Menurut hasil penelitian yang tertuang di berbagai kajian ilmiah, produk-produk tersebut menerapkan konsep pengurangan bahaya tembakau sehingga mampu mengurangi risiko kesehatan akibat merokok. Hanya saja, potensi dari produk ini belum dimaksimalkan secara luas.
Mantan Pejabat Organisasi Kesehatan Dunia (WHO), Profesor Robert Beaglehole dan Profesor Ruth Bonito, mengulas potensi produk tembakau alternatif dalam menurunkan prevalensi merokok dalam laporan yang diterbitkan di jurnal kesehatan global, The Lancet. Laporan berjudul “Harnessing Tobacco Harm Reduction” pada Februari 2024 tersebut mengungkapkan bahwa kebijakan pengendalian tembakau saat ini belum mampu mengurangi jumlah perokok secara signifikan.
Secara global, hanya 30 persen dari seluruh negara di dunia yang berada pada jalur tepat untuk mencapai target penurunan angka perokok pada 2030, yang ditetapkan WHO.
"Pengendalian tembakau (yang saat ini dilakukan) tidak didasarkan pada bukti terbaru mengenai peran produk tembakau alternatif yang inovatif dalam membantu perokok dewasa beralih ke produk lebih rendah risiko," demikian tertulis dalam laporan The Lancet seperti dikutip, Senin (26/2/2024).
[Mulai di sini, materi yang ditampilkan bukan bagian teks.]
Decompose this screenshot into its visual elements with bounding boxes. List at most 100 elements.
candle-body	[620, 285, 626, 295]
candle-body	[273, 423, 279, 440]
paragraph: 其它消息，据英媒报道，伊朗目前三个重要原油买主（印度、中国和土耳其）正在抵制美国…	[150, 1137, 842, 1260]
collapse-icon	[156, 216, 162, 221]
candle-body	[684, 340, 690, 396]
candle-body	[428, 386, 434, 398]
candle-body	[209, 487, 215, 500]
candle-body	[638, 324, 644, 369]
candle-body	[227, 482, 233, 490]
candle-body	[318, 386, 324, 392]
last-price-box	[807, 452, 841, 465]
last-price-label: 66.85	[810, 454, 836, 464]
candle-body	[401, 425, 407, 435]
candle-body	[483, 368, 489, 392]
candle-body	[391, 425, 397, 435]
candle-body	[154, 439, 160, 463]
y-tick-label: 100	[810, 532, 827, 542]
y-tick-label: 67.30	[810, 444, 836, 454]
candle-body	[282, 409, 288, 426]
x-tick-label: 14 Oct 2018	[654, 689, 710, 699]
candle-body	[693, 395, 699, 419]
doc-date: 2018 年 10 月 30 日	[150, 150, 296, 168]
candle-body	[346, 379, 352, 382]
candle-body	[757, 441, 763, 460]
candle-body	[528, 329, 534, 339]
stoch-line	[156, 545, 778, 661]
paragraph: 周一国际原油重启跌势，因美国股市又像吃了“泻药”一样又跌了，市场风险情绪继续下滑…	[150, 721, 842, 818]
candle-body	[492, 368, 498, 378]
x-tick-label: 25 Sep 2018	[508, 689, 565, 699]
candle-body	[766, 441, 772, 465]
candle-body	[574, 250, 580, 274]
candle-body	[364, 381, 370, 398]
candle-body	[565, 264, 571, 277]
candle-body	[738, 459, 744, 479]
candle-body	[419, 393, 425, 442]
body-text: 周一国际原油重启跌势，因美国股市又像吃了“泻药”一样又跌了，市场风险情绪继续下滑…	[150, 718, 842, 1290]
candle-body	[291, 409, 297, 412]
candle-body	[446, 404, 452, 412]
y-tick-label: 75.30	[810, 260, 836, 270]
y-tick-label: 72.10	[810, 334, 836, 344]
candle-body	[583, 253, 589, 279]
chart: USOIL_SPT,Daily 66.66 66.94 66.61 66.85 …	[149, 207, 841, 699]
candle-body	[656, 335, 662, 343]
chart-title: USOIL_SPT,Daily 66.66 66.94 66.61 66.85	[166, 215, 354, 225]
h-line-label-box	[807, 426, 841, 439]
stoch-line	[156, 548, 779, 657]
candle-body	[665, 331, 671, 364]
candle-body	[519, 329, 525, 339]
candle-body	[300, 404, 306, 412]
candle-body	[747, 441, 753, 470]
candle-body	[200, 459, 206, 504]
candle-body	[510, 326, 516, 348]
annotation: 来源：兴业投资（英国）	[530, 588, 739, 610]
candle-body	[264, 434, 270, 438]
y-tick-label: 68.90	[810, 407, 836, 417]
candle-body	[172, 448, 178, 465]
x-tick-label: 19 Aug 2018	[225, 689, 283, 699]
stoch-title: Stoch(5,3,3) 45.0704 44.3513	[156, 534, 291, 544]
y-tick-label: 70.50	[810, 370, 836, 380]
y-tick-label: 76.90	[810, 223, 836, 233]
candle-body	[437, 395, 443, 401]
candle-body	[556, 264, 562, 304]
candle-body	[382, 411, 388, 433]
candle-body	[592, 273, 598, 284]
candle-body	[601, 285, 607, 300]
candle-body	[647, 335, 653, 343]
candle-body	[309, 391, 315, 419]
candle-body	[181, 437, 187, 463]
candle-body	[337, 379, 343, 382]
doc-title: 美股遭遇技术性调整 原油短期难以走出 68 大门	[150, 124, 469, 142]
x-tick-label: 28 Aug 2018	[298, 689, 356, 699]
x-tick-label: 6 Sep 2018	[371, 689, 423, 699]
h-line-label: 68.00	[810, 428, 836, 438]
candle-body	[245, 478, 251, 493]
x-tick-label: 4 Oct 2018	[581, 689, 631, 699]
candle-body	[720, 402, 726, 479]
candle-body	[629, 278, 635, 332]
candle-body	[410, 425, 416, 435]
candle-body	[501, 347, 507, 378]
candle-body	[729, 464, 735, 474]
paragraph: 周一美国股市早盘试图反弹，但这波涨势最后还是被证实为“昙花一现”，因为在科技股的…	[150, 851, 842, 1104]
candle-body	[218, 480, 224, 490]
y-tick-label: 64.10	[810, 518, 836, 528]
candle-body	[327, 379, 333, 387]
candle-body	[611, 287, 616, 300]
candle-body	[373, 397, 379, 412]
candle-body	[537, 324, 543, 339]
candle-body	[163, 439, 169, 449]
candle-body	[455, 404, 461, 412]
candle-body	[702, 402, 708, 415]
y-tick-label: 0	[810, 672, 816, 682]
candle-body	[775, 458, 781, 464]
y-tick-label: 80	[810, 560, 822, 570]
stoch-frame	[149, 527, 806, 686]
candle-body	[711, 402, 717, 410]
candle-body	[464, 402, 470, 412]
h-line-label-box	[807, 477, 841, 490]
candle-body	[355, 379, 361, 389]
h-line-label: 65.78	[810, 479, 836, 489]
Menurut Robert dan Ruth, gagalnya strategi penurunan angka perokok karena WHO menolak konsep pengurangan bahaya tembakau. Selama ini, banyak orang merokok karena ketergantungan nikotin. Adanya konsep pengurangan bahaya tembakau berfungsi untuk membantu perokok dewasa beralih dari kebiasaannya dengan memanfaatkan produk tembakau alternatif yang lebih rendah risiko daripada rokok, namun tetap dapat menghantarkan nikotin bagi penggunanya.
“Sayangnya, WHO menolak konsep pengurangan bahaya. Penentangan ini tidak didasarkan pada kemajuan teknologi abad ke-21 dan terlalu dipengaruhi oleh kepentingan pribadi yang mendorong penentangan nikotin," demikian tertulis.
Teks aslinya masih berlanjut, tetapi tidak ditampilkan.